According to Shanghai Metals Market, operating rates across Chinese processors of aluminium plate, sheet, and strip are estimated to decline to 65 per cent in January, down three percentage points from the revised reading in December. On a yearly basis, operating rates in January are expected to decline two percentage points, SMM learned.

The reason behind this estimated fall in downstream aluminium operating rates in January could be the week-long Chinese New Year break as it affected some operations. While some processors started their CNY holiday as early as on January 20, reducing the average operating rate in the industry.
On the other hand, though some large-sized firms with annual capacity above 150,000 tonnes maintained stable operation during the holiday, their year-end maintenance on equipment affected production by up to three days.
Suspension of logistic services ahead of CNY buoyed delivery costs, and this also capped production at those processors.
As SMM forecasts, overcapacity issue is likely to continue in the aluminium plate, sheet, and strip processing industry even in 2019. Competition for market share is estimated to further weigh on processing fees, but there is still room for profit margins.

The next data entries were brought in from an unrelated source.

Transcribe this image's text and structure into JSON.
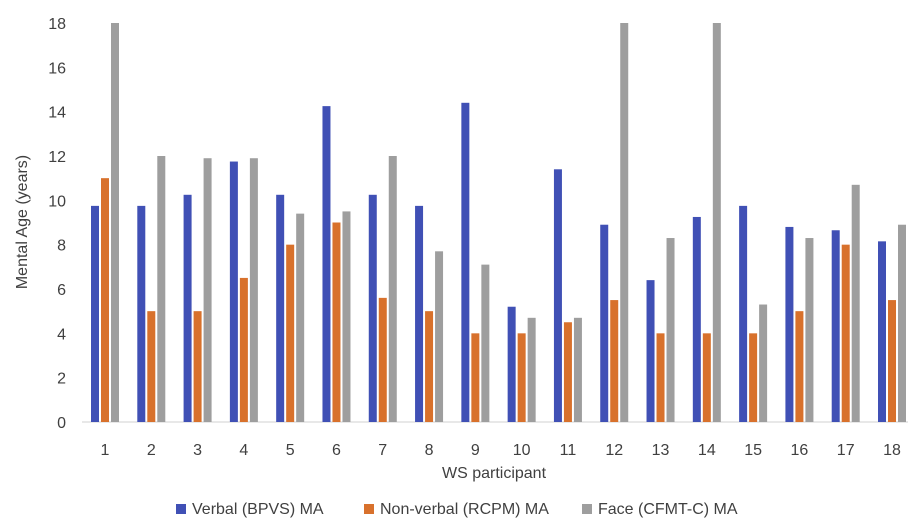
{
  "chart_data": {
    "type": "bar",
    "title": "",
    "xlabel": "WS participant",
    "ylabel": "Mental Age (years)",
    "ylim": [
      0,
      18
    ],
    "yticks": [
      0,
      2,
      4,
      6,
      8,
      10,
      12,
      14,
      16,
      18
    ],
    "grid": false,
    "legend_position": "bottom",
    "categories": [
      "1",
      "2",
      "3",
      "4",
      "5",
      "6",
      "7",
      "8",
      "9",
      "10",
      "11",
      "12",
      "13",
      "14",
      "15",
      "16",
      "17",
      "18"
    ],
    "series": [
      {
        "name": "Verbal (BPVS) MA",
        "color": "#4050b5",
        "values": [
          9.75,
          9.75,
          10.25,
          11.75,
          10.25,
          14.25,
          10.25,
          9.75,
          14.4,
          5.2,
          11.4,
          8.9,
          6.4,
          9.25,
          9.75,
          8.8,
          8.65,
          8.15
        ]
      },
      {
        "name": "Non-verbal (RCPM) MA",
        "color": "#d8712c",
        "values": [
          11,
          5,
          5,
          6.5,
          8,
          9,
          5.6,
          5,
          4,
          4,
          4.5,
          5.5,
          4,
          4,
          4,
          5,
          8,
          5.5
        ]
      },
      {
        "name": "Face (CFMT-C) MA",
        "color": "#9e9e9e",
        "values": [
          18,
          12,
          11.9,
          11.9,
          9.4,
          9.5,
          12,
          7.7,
          7.1,
          4.7,
          4.7,
          18,
          8.3,
          18,
          5.3,
          8.3,
          10.7,
          8.9
        ]
      }
    ]
  }
}
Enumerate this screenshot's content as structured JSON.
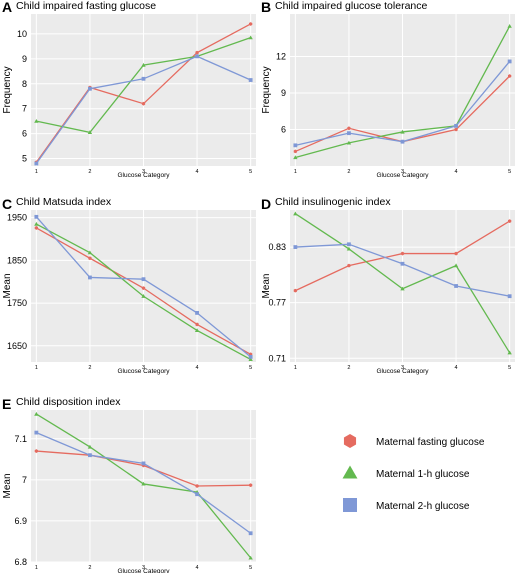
{
  "chart_data": [
    {
      "type": "line",
      "letter": "A",
      "title": "Child impaired fasting glucose",
      "xlabel": "Glucose Category",
      "ylabel": "Frequency",
      "x": [
        1,
        2,
        3,
        4,
        5
      ],
      "ylim": [
        4.7,
        10.8
      ],
      "yticks": [
        5,
        6,
        7,
        8,
        9,
        10
      ],
      "grid": true,
      "series": [
        {
          "name": "Maternal fasting glucose",
          "values": [
            4.85,
            7.85,
            7.2,
            9.25,
            10.4
          ]
        },
        {
          "name": "Maternal 1-h glucose",
          "values": [
            6.5,
            6.05,
            8.75,
            9.1,
            9.85
          ]
        },
        {
          "name": "Maternal 2-h glucose",
          "values": [
            4.8,
            7.8,
            8.2,
            9.1,
            8.15
          ]
        }
      ]
    },
    {
      "type": "line",
      "letter": "B",
      "title": "Child impaired glucose tolerance",
      "xlabel": "Glucose Category",
      "ylabel": "Frequency",
      "x": [
        1,
        2,
        3,
        4,
        5
      ],
      "ylim": [
        3.0,
        15.5
      ],
      "yticks": [
        6,
        9,
        12
      ],
      "grid": true,
      "series": [
        {
          "name": "Maternal fasting glucose",
          "values": [
            4.2,
            6.1,
            5.0,
            6.0,
            10.4
          ]
        },
        {
          "name": "Maternal 1-h glucose",
          "values": [
            3.7,
            4.9,
            5.8,
            6.3,
            14.5
          ]
        },
        {
          "name": "Maternal 2-h glucose",
          "values": [
            4.7,
            5.7,
            5.0,
            6.3,
            11.6
          ]
        }
      ]
    },
    {
      "type": "line",
      "letter": "C",
      "title": "Child Matsuda index",
      "xlabel": "Glucose Category",
      "ylabel": "Mean",
      "x": [
        1,
        2,
        3,
        4,
        5
      ],
      "ylim": [
        1612,
        1968
      ],
      "yticks": [
        1650,
        1750,
        1850,
        1950
      ],
      "grid": true,
      "series": [
        {
          "name": "Maternal fasting glucose",
          "values": [
            1926,
            1855,
            1785,
            1700,
            1630
          ]
        },
        {
          "name": "Maternal 1-h glucose",
          "values": [
            1935,
            1868,
            1766,
            1686,
            1618
          ]
        },
        {
          "name": "Maternal 2-h glucose",
          "values": [
            1952,
            1810,
            1806,
            1727,
            1624
          ]
        }
      ]
    },
    {
      "type": "line",
      "letter": "D",
      "title": "Child insulinogenic index",
      "xlabel": "Glucose Category",
      "ylabel": "Mean",
      "x": [
        1,
        2,
        3,
        4,
        5
      ],
      "ylim": [
        0.706,
        0.87
      ],
      "yticks": [
        0.71,
        0.77,
        0.83
      ],
      "grid": true,
      "series": [
        {
          "name": "Maternal fasting glucose",
          "values": [
            0.783,
            0.81,
            0.823,
            0.823,
            0.858
          ]
        },
        {
          "name": "Maternal 1-h glucose",
          "values": [
            0.866,
            0.828,
            0.785,
            0.81,
            0.716
          ]
        },
        {
          "name": "Maternal 2-h glucose",
          "values": [
            0.83,
            0.833,
            0.812,
            0.788,
            0.777
          ]
        }
      ]
    },
    {
      "type": "line",
      "letter": "E",
      "title": "Child disposition index",
      "xlabel": "Glucose Category",
      "ylabel": "Mean",
      "x": [
        1,
        2,
        3,
        4,
        5
      ],
      "ylim": [
        6.8,
        7.17
      ],
      "yticks": [
        6.8,
        6.9,
        7.0,
        7.1
      ],
      "grid": true,
      "series": [
        {
          "name": "Maternal fasting glucose",
          "values": [
            7.07,
            7.06,
            7.035,
            6.985,
            6.987
          ]
        },
        {
          "name": "Maternal 1-h glucose",
          "values": [
            7.16,
            7.08,
            6.99,
            6.97,
            6.81
          ]
        },
        {
          "name": "Maternal 2-h glucose",
          "values": [
            7.115,
            7.06,
            7.04,
            6.965,
            6.87
          ]
        }
      ]
    }
  ],
  "legend": {
    "items": [
      {
        "name": "Maternal fasting glucose",
        "color": "#e56b60",
        "marker": "hexagon"
      },
      {
        "name": "Maternal 1-h glucose",
        "color": "#63b94f",
        "marker": "triangle"
      },
      {
        "name": "Maternal 2-h glucose",
        "color": "#7f98d6",
        "marker": "square"
      }
    ]
  },
  "colors": {
    "panel_bg": "#ebebeb",
    "grid": "#ffffff",
    "fasting": "#e56b60",
    "one_hour": "#63b94f",
    "two_hour": "#7f98d6"
  }
}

However, a large number of processors are optimistic about production in March given their current unfulfilled orders. SMM learned that downstream orders from the construction sector improved and from metal packaging remained stability, but orders from the electronic product sector weakened in slack season.
In January, the ratio of raw materials inventory to the estimated output at those processors for February stood at 15.3 per cent, compared with 11.8 per cent in December as processors stockpiled for CNY. High in-plant inventories of raw materials are likely to ease from February 10. The ratio of finished products inventory to the estimated output for the same month came in at 40.9 per cent, up from 39.2 per cent in December.